A researcher with the University of Manitoba says the moratorium on hog industry expansion imposed on much of Manitoba could limit producers’ ability to adopt technologies designed to ensure environmental sustainability.
Research conducted by the University of Manitoba in 2006-2007 estimated the cost to the pork industry of moving from nitrogen-based to phosphorus-based livestock manure application limits at 18 to 25 percent of the net income of producing farms at that time.
In the fall of 2008, the province established permanent moratoriums on hog barn construction or expansion in southeastern Manitoba, the Red River Valley Special Management Area including the Capital Region and the Interlake.

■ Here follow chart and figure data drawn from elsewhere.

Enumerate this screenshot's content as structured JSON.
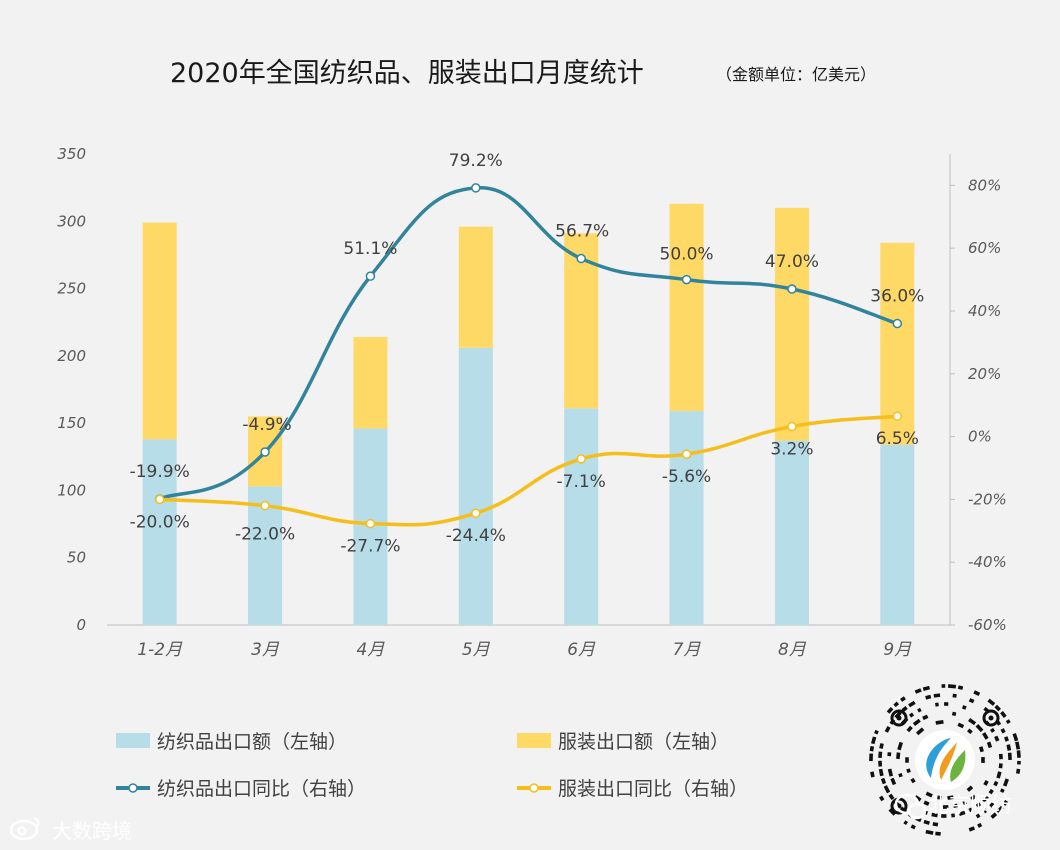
{
  "chart_data": {
    "type": "bar",
    "title": "2020年全国纺织品、服装出口月度统计",
    "unit_note": "（金额单位：亿美元）",
    "categories": [
      "1-2月",
      "3月",
      "4月",
      "5月",
      "6月",
      "7月",
      "8月",
      "9月"
    ],
    "left_axis": {
      "ylim": [
        0,
        350
      ],
      "ticks": [
        "0",
        "50",
        "100",
        "150",
        "200",
        "250",
        "300",
        "350"
      ]
    },
    "right_axis": {
      "ylim": [
        -60,
        90
      ],
      "ticks": [
        "-60%",
        "-40%",
        "-20%",
        "0%",
        "20%",
        "40%",
        "60%",
        "80%"
      ]
    },
    "series": [
      {
        "name": "纺织品出口额（左轴）",
        "type": "stacked-bar",
        "axis": "left",
        "color": "#b7dde8",
        "values": [
          138,
          103,
          146,
          206,
          161,
          159,
          137,
          134
        ]
      },
      {
        "name": "服装出口额（左轴）",
        "type": "stacked-bar",
        "axis": "left",
        "color": "#ffd966",
        "values": [
          161,
          52,
          68,
          90,
          130,
          154,
          173,
          150
        ]
      },
      {
        "name": "纺织品出口同比（右轴）",
        "type": "line",
        "axis": "right",
        "color": "#31849b",
        "values": [
          -19.9,
          -4.9,
          51.1,
          79.2,
          56.7,
          50.0,
          47.0,
          36.0
        ],
        "labels": [
          "-19.9%",
          "-4.9%",
          "51.1%",
          "79.2%",
          "56.7%",
          "50.0%",
          "47.0%",
          "36.0%"
        ]
      },
      {
        "name": "服装出口同比（右轴）",
        "type": "line",
        "axis": "right",
        "color": "#f5be1b",
        "values": [
          -20.0,
          -22.0,
          -27.7,
          -24.4,
          -7.1,
          -5.6,
          3.2,
          6.5
        ],
        "labels": [
          "-20.0%",
          "-22.0%",
          "-27.7%",
          "-24.4%",
          "-7.1%",
          "-5.6%",
          "3.2%",
          "6.5%"
        ]
      }
    ],
    "legend_position": "bottom"
  },
  "watermarks": {
    "bottom_left": "大数跨境",
    "bottom_left_icon": "weibo-icon",
    "bottom_right": "北京顺纺",
    "bottom_right_icon": "wechat-icon",
    "qr_code": "qr-code-icon"
  }
}
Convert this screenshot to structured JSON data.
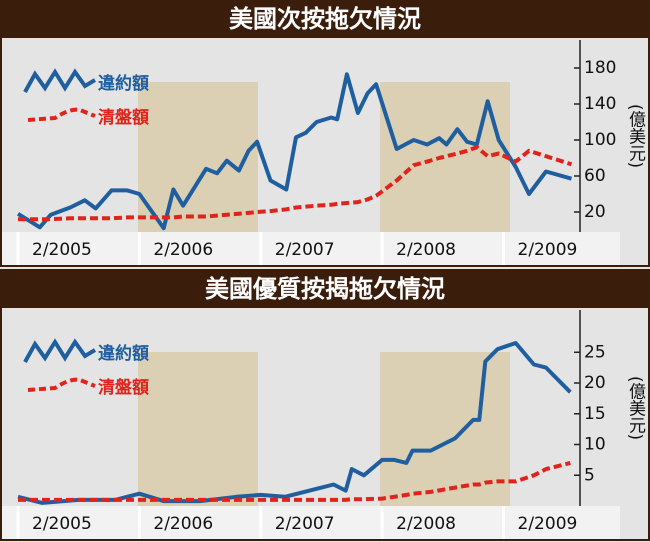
{
  "chart_data": [
    {
      "type": "line",
      "title": "美國次按拖欠情況",
      "y_axis_label": "(億美元)",
      "x": [
        2005.0,
        2005.18,
        2005.27,
        2005.43,
        2005.55,
        2005.64,
        2005.77,
        2005.9,
        2006.0,
        2006.2,
        2006.28,
        2006.36,
        2006.55,
        2006.64,
        2006.72,
        2006.82,
        2006.9,
        2006.97,
        2007.08,
        2007.21,
        2007.29,
        2007.37,
        2007.46,
        2007.58,
        2007.63,
        2007.71,
        2007.8,
        2007.88,
        2007.95,
        2008.12,
        2008.26,
        2008.37,
        2008.47,
        2008.53,
        2008.62,
        2008.7,
        2008.78,
        2008.87,
        2008.96,
        2009.1,
        2009.21,
        2009.35,
        2009.56
      ],
      "series": [
        {
          "name": "違約額",
          "color": "#1f5fa0",
          "values": [
            18,
            3,
            17,
            25,
            33,
            24,
            44,
            44,
            40,
            2,
            45,
            27,
            68,
            63,
            77,
            66,
            88,
            98,
            55,
            45,
            103,
            108,
            120,
            125,
            123,
            173,
            130,
            152,
            162,
            90,
            100,
            95,
            102,
            95,
            112,
            98,
            95,
            143,
            100,
            70,
            40,
            65,
            57
          ]
        },
        {
          "name": "清盤額",
          "color": "#e0231b",
          "values": [
            12,
            12,
            12,
            13,
            13,
            13,
            13,
            14,
            14,
            14,
            14,
            15,
            15,
            16,
            17,
            18,
            19,
            20,
            21,
            23,
            25,
            26,
            27,
            28,
            29,
            30,
            31,
            34,
            38,
            55,
            72,
            76,
            80,
            82,
            85,
            88,
            92,
            82,
            85,
            76,
            88,
            82,
            73
          ]
        }
      ],
      "xlim": [
        2005,
        2009.63
      ],
      "xticks": [
        {
          "value": 2005,
          "label": "2/2005"
        },
        {
          "value": 2006,
          "label": "2/2006"
        },
        {
          "value": 2007,
          "label": "2/2007"
        },
        {
          "value": 2008,
          "label": "2/2008"
        },
        {
          "value": 2009,
          "label": "2/2009"
        }
      ],
      "ylim": [
        0,
        200
      ],
      "yticks": [
        20,
        60,
        100,
        140,
        180
      ]
    },
    {
      "type": "line",
      "title": "美國優質按揭拖欠情況",
      "y_axis_label": "(億美元)",
      "x": [
        2005.0,
        2005.2,
        2005.5,
        2005.8,
        2006.0,
        2006.2,
        2006.5,
        2006.8,
        2007.0,
        2007.2,
        2007.5,
        2007.6,
        2007.7,
        2007.75,
        2007.85,
        2008.0,
        2008.1,
        2008.2,
        2008.25,
        2008.4,
        2008.6,
        2008.75,
        2008.8,
        2008.85,
        2008.95,
        2009.1,
        2009.25,
        2009.35,
        2009.55
      ],
      "series": [
        {
          "name": "違約額",
          "color": "#1f5fa0",
          "values": [
            1.5,
            0.5,
            1,
            1,
            2,
            0.8,
            0.8,
            1.5,
            1.8,
            1.5,
            3,
            3.5,
            2.5,
            6,
            5,
            7.5,
            7.5,
            7,
            9,
            9,
            11,
            14,
            14,
            23.5,
            25.5,
            26.5,
            23,
            22.5,
            18.5
          ]
        },
        {
          "name": "清盤額",
          "color": "#e0231b",
          "values": [
            1,
            1,
            1,
            1,
            1,
            1,
            1,
            1,
            1,
            1,
            1,
            1,
            1,
            1.1,
            1.1,
            1.2,
            1.5,
            1.8,
            2,
            2.3,
            3,
            3.5,
            3.5,
            3.8,
            4,
            4,
            5,
            6,
            7
          ]
        }
      ],
      "xlim": [
        2005,
        2009.63
      ],
      "xticks": [
        {
          "value": 2005,
          "label": "2/2005"
        },
        {
          "value": 2006,
          "label": "2/2006"
        },
        {
          "value": 2007,
          "label": "2/2007"
        },
        {
          "value": 2008,
          "label": "2/2008"
        },
        {
          "value": 2009,
          "label": "2/2009"
        }
      ],
      "ylim": [
        0,
        30
      ],
      "yticks": [
        5,
        10,
        15,
        20,
        25
      ]
    }
  ]
}
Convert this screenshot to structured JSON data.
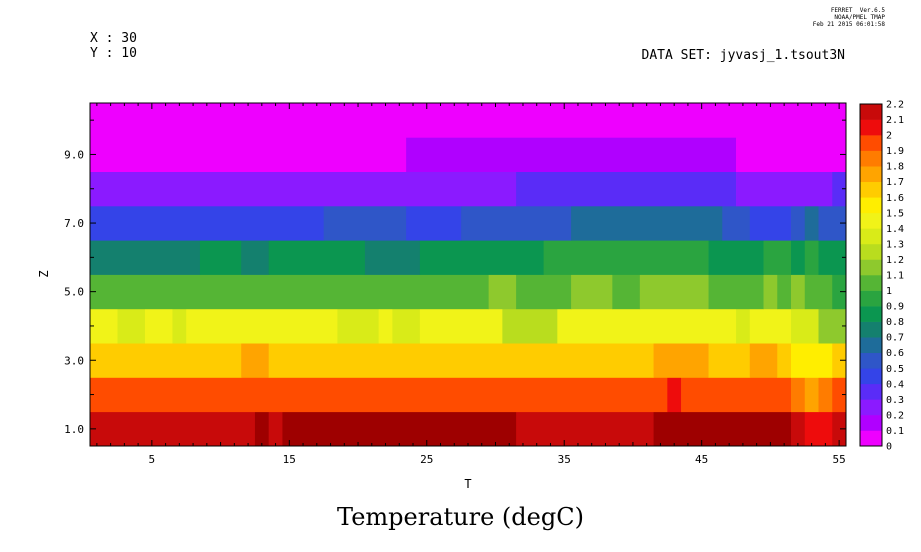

Charles Grant, a senior agribusiness and agricultural economics instructor with the Faculty of Agricultural and Food Sciences, says his study wasn’t on the moratorium but manure management remains front and centre on the minds of producers.
The one thing that might be kind of a place where there’s a little bit of a competing interest is that if a farmer needs to grow in order to be able to afford the capital investment to deal with the phosphorus issue and it’s quite expensive to buy the treatment systems which are required if you’ve really run out of land and you can’t deal with it locally then the moratorium could get in the way of them being able to expand to deal with the phosphorus issue so you have a little bit of a competing issues there.
The whole financial thing has been front and foremost on the minds of the industry and the individuals for a couple of years but now as we move back into the expansionary phase and there’s some black ink that can be earned in the industry I think that that moratorium issue will come back again.
Grant suspects the moratorium would have had a greater impact if it had been initiated when the industry was expanding.
He says because the industry had been contracting it hasn’t had that big an impact but, as people start to position themselves for expansion, the issue is likely to resurface.